Hallman: France news was a wet blanket for NASCAR

August 9, 2018

Talk about your massive buzzkill — that’s what Brian Zachary France, NASCAR’s chairman and CEO, has delivered to stock car racing.

Sunday afternoon, Chase Elliott streaked under the checkered flag in front of a robust crowd at Watkins Glen, N.Y., giving NASCAR the moment it had craved — the initial victory for the likely heir to the most popular driver title.

Elliott, 22, the standard-bearer for the sport’s new wave of stars, battled veteran and defending champion Martin Truex Jr. to the final turn to take the victory. In a season that has become increasingly competitive, this was the perfect crescendo. At 5:15 p.m., NASCAR was rocking! NASCAR was rolling! NASCAR was….

NASCAR was headed for trouble.

At 7:30 p.m., 135 minutes after Elliott’s jubilant celebration as he took the checkered flag, police officers in Sag Harbor, N.Y., observed France running a stop sign.

France was stopped and things got worse. His blood-alcohol level was, according to police, nearly double the legal limit. He was found to be in possession of five oxycodone pills. He was held overnight, arraigned and released on his own recognizance.

The next day came a brief apology from France, an equally brief statement from NASCAR. Soon word came that France was taking an indefinite leave of absence. His uncle, Jim France — chairman of the family’s sister company, International Speedway Corp. — would step in to fulfill the duties of CEO and chairman of NASCAR, assisted by Brain France’s sister, Lesa France Kennedy, ISC’s CEO.

So here we are on Thursday, and the hot topic is neither the Watkins Glen glory, a race that gave the sport a rare uptick in year-over-year TV ratings, nor the upcoming NASCAR stop at Michigan, where in five starts young Elliott has finished second three times and never outside the top 10.

TV talk shows that rarely mention NASCAR show us Brian France’s grainy police mug shot, a faint smile on his pasty, pink-blotched face (though, truth be told, it ranks among the better celebrity arrest photos). The show hosts speculate about whether his exit from the sport’s executive suite, where he has been the boss since 2003, should be permanent.

The New York Times took a look at the France family’s interwoven and somewhat secretive holdings of NASCAR and ISC. The Times also reminded us of a report that the family was exploring a possible sale of NASCAR — a prospect seen in a different light after the arrest in Sag Harbor.

Reporters who cover the sport regularly recalled France’s behavior at last season’s awards banquet, where he took an awkward fall at one point, and beat a hasty, wordless retreat after handing the championship ring to Truex.

From around the sport come careful statements from drivers, team owners, other track owners, wishing the beleaguered France well but in some cases falling short of endorsing the idea of a return to his place of power.

The usual marketing drumbeat of the sport had to slog through the France news.

For example, Kyle Busch, a six-time winner in NASCAR’s premier series this season and the leader in the tour’s regular-season points battle, was at the Naval Air Station Oceana on Wednesday with Richmond Raceway officials for one of the sport’s occasional tributes to the military. This columnist’s first question to Kyle was what he had to say about the Brian France incident.

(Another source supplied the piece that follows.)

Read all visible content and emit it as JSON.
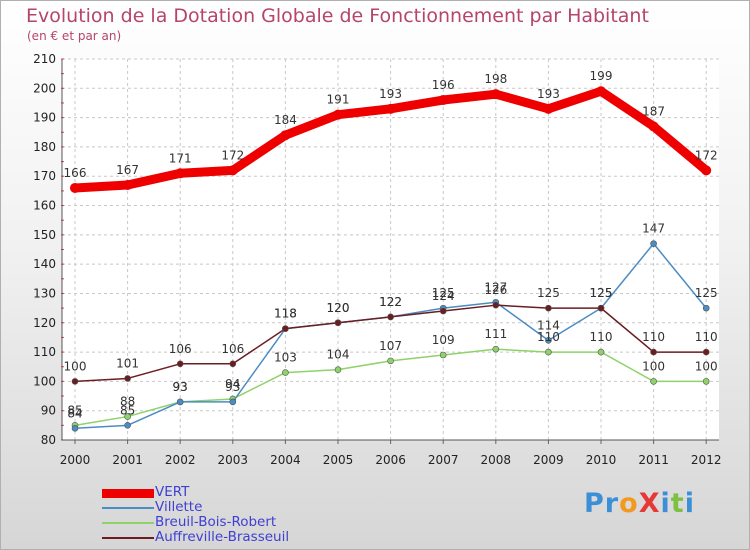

Busch didn’t duck the question. “We’ve all made mistakes,” he said. “We’re all hoping he can do whatever it takes to get through this.”

He said he welcomes Jim France to the role as NASCAR’s interim leader. Busch said that even though much of Jim France’s focus has been the IMSA sports car series, of which he is also chairman, Busch knows Jim France better than he knows Brian France.

That serves as a reminder of one of the frequent complaints about Brian France’s leadership style — that he is nowhere near as involved as were his predecessors, his grandfather and NASCAR founder Big Bill France, or his father, Bill France Jr.

In an often toxic social media landscape, Brian France has been blamed for NASCAR’s sagging attendance, lower TV numbers and the departure of some longtime sponsors. He has been held responsible for cars that were too sensitive to aerodynamic forces, for too-tight inspection procedures, for a playoff system some fans detest. He’s attacked for his politics, both as too liberal and too conservative.

Rarely is he praised for what is surely NASCAR’s biggest accomplishment on his watch — multibillion-dollar television contracts with Fox and NBC lasting through 2024.

The TV deals are like a drug of their own for NASCAR’s tracks and teams. On the one hand, they provide financial pain relief as the sport adjusts to changing fan expectations. On the other hand, there may be less urgency to address the sport’s problems.

That said, in recent years under Brian France, NASCAR has made a renewed effort to win back old fans, keep current fans and attract new ones. Richmond Raceway’s $30-million “Reimagined” infield makeover is just one of the renovations taking place at many tracks.

As Kyle Busch indicated after his day with the Navy at Oceana, what’s important for Brian France now is to deal with whatever his own demons may be.

And maybe — after three generations that saw the founding, growth and unprecedented financial largesse of NASCAR — maybe what’s important for stock car racing is to end its addiction to the France family.